The publishing contract for the book I'm collaborating on was signed yesterday, and now it's official. In theory, I'm not supposed to start writing until my first payment is received, but my subject is the soul of integrity, so I have been writing ever since our kickoff meeting at the end of September. It's hard finding my way in. I have to somehow break open the chapter summaries I crafted for the proposal, set most of it aside, and rethink each chapter more spaciously. In the entire month of October, I managed a single chapter, the second one, since chapter one was already written for the proposal. I drafted the introduction as well, though I'm not sure it will survive in its current form, but for now it's there, holding space. Chapter two was hard to figure out, as my subject's memory from that period is sketchy, and secondary sources are only partially accurate. But now, I have 5,524 words of a chapter, and in editing what I'd written yesterday, I happened upon the perfect sentence to open it, a sentence that was originally halfway down the first page, and when I got to it, it shimmered and said choose me.  I love when that alchemy happens. I'm still editing, as the chapter is pretty rough yet, but I will start on the third chapter next week. I'll begin by doing a fresh interview with my subject to get new stories for it, or new takes on old stories, and I've already made a list of areas to pursue that will take me beyond the lockjaw of the three page summary in the proposal. Writing is hard, y'all. I'm not yet at the stage of hearing celestial choruses because I love the work I do. In fact, right now I think I just imagined that there ever comes such a stage.

It's been a rather special couple of weeks in my family, and I have a raft of pictures I've not yet shared. Here are some.

Last Saturday, our two families celebrated our children's engagement to be married.

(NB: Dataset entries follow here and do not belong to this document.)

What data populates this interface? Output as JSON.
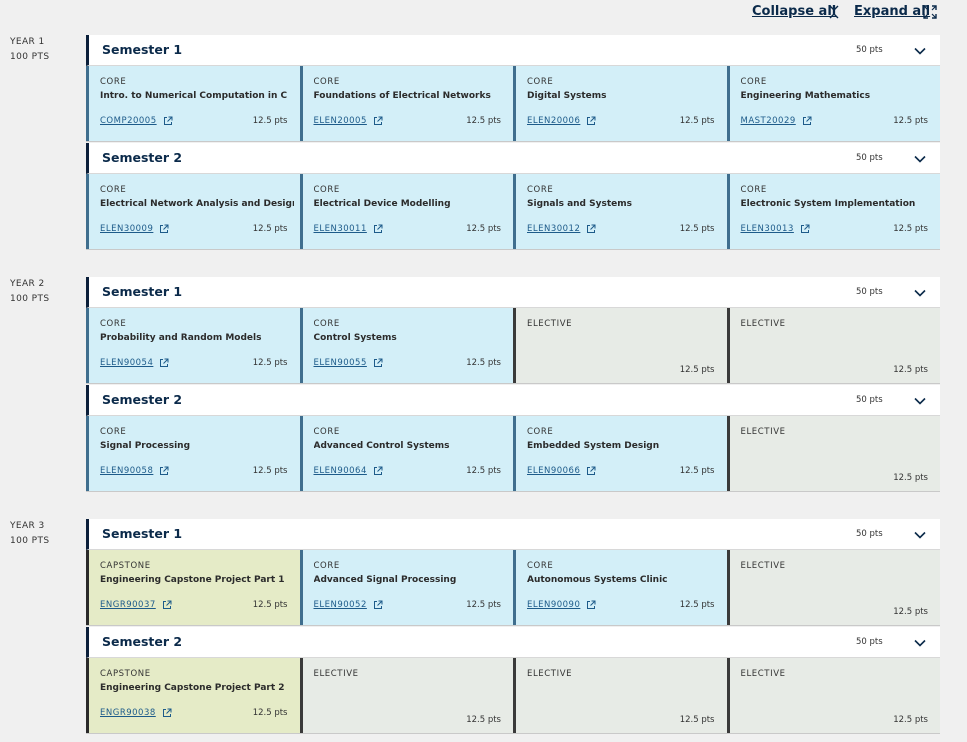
{
  "toolbar": {
    "collapse_label": "Collapse all",
    "expand_label": "Expand all",
    "collapse_icon": "collapse-arrows-icon",
    "expand_icon": "expand-arrows-icon"
  },
  "colors": {
    "core": "#d3eff8",
    "elective": "#e7ebe6",
    "capstone": "#e5ebc7",
    "header_accent": "#0b1f3a"
  },
  "years": [
    {
      "label": "YEAR 1",
      "points": "100 PTS",
      "semesters": [
        {
          "title": "Semester 1",
          "points": "50 pts",
          "subjects": [
            {
              "type": "CORE",
              "name": "Intro. to Numerical Computation in C",
              "code": "COMP20005",
              "points": "12.5 pts"
            },
            {
              "type": "CORE",
              "name": "Foundations of Electrical Networks",
              "code": "ELEN20005",
              "points": "12.5 pts"
            },
            {
              "type": "CORE",
              "name": "Digital Systems",
              "code": "ELEN20006",
              "points": "12.5 pts"
            },
            {
              "type": "CORE",
              "name": "Engineering Mathematics",
              "code": "MAST20029",
              "points": "12.5 pts"
            }
          ]
        },
        {
          "title": "Semester 2",
          "points": "50 pts",
          "subjects": [
            {
              "type": "CORE",
              "name": "Electrical Network Analysis and Design",
              "code": "ELEN30009",
              "points": "12.5 pts"
            },
            {
              "type": "CORE",
              "name": "Electrical Device Modelling",
              "code": "ELEN30011",
              "points": "12.5 pts"
            },
            {
              "type": "CORE",
              "name": "Signals and Systems",
              "code": "ELEN30012",
              "points": "12.5 pts"
            },
            {
              "type": "CORE",
              "name": "Electronic System Implementation",
              "code": "ELEN30013",
              "points": "12.5 pts"
            }
          ]
        }
      ]
    },
    {
      "label": "YEAR 2",
      "points": "100 PTS",
      "semesters": [
        {
          "title": "Semester 1",
          "points": "50 pts",
          "subjects": [
            {
              "type": "CORE",
              "name": "Probability and Random Models",
              "code": "ELEN90054",
              "points": "12.5 pts"
            },
            {
              "type": "CORE",
              "name": "Control Systems",
              "code": "ELEN90055",
              "points": "12.5 pts"
            },
            {
              "type": "ELECTIVE",
              "name": "",
              "code": "",
              "points": "12.5 pts"
            },
            {
              "type": "ELECTIVE",
              "name": "",
              "code": "",
              "points": "12.5 pts"
            }
          ]
        },
        {
          "title": "Semester 2",
          "points": "50 pts",
          "subjects": [
            {
              "type": "CORE",
              "name": "Signal Processing",
              "code": "ELEN90058",
              "points": "12.5 pts"
            },
            {
              "type": "CORE",
              "name": "Advanced Control Systems",
              "code": "ELEN90064",
              "points": "12.5 pts"
            },
            {
              "type": "CORE",
              "name": "Embedded System Design",
              "code": "ELEN90066",
              "points": "12.5 pts"
            },
            {
              "type": "ELECTIVE",
              "name": "",
              "code": "",
              "points": "12.5 pts"
            }
          ]
        }
      ]
    },
    {
      "label": "YEAR 3",
      "points": "100 PTS",
      "semesters": [
        {
          "title": "Semester 1",
          "points": "50 pts",
          "subjects": [
            {
              "type": "CAPSTONE",
              "name": "Engineering Capstone Project Part 1",
              "code": "ENGR90037",
              "points": "12.5 pts"
            },
            {
              "type": "CORE",
              "name": "Advanced Signal Processing",
              "code": "ELEN90052",
              "points": "12.5 pts"
            },
            {
              "type": "CORE",
              "name": "Autonomous Systems Clinic",
              "code": "ELEN90090",
              "points": "12.5 pts"
            },
            {
              "type": "ELECTIVE",
              "name": "",
              "code": "",
              "points": "12.5 pts"
            }
          ]
        },
        {
          "title": "Semester 2",
          "points": "50 pts",
          "subjects": [
            {
              "type": "CAPSTONE",
              "name": "Engineering Capstone Project Part 2",
              "code": "ENGR90038",
              "points": "12.5 pts"
            },
            {
              "type": "ELECTIVE",
              "name": "",
              "code": "",
              "points": "12.5 pts"
            },
            {
              "type": "ELECTIVE",
              "name": "",
              "code": "",
              "points": "12.5 pts"
            },
            {
              "type": "ELECTIVE",
              "name": "",
              "code": "",
              "points": "12.5 pts"
            }
          ]
        }
      ]
    }
  ]
}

There was so much laughter and shared joy. My son's fiancée has felt like a daughter to me right from the beginning, so I couldn't be happier that she and my son will be making it official. 

Here's my son's lovely fiancée with her sister-in-law (her brother's wife) on the right and her sister-in-law to be (my daughter) on her left. One of the realities of young people hitching their lives together is the linking of families. When it's congenial, it's a gift indeed.


The newly engaged couple posed with her grandmother, who I'm told adores my son.


These two got teased all day with suggestions that they would be "next up to bat." 

  
I brought home tulips for the man on his birthday.


 My daughter and her boyfriend are fostering a hyperactive six-month-old pup named Sarah. We all fell in love with her, especially my niece and my son.


We are a family that tells stories, especially the men named Radford.

 Definitely not an HGTV kitchen, but there was something about the light. Heck, I was even feeling some affection for the well-trod look of the scuffed floor.

And now back to work. No such thing as weekends when you work for yourself. I love writing at the dining table when the trees are so boastfully spilling their light. In a week those branches will be bare. I'm relishing nature's extravagance while I can.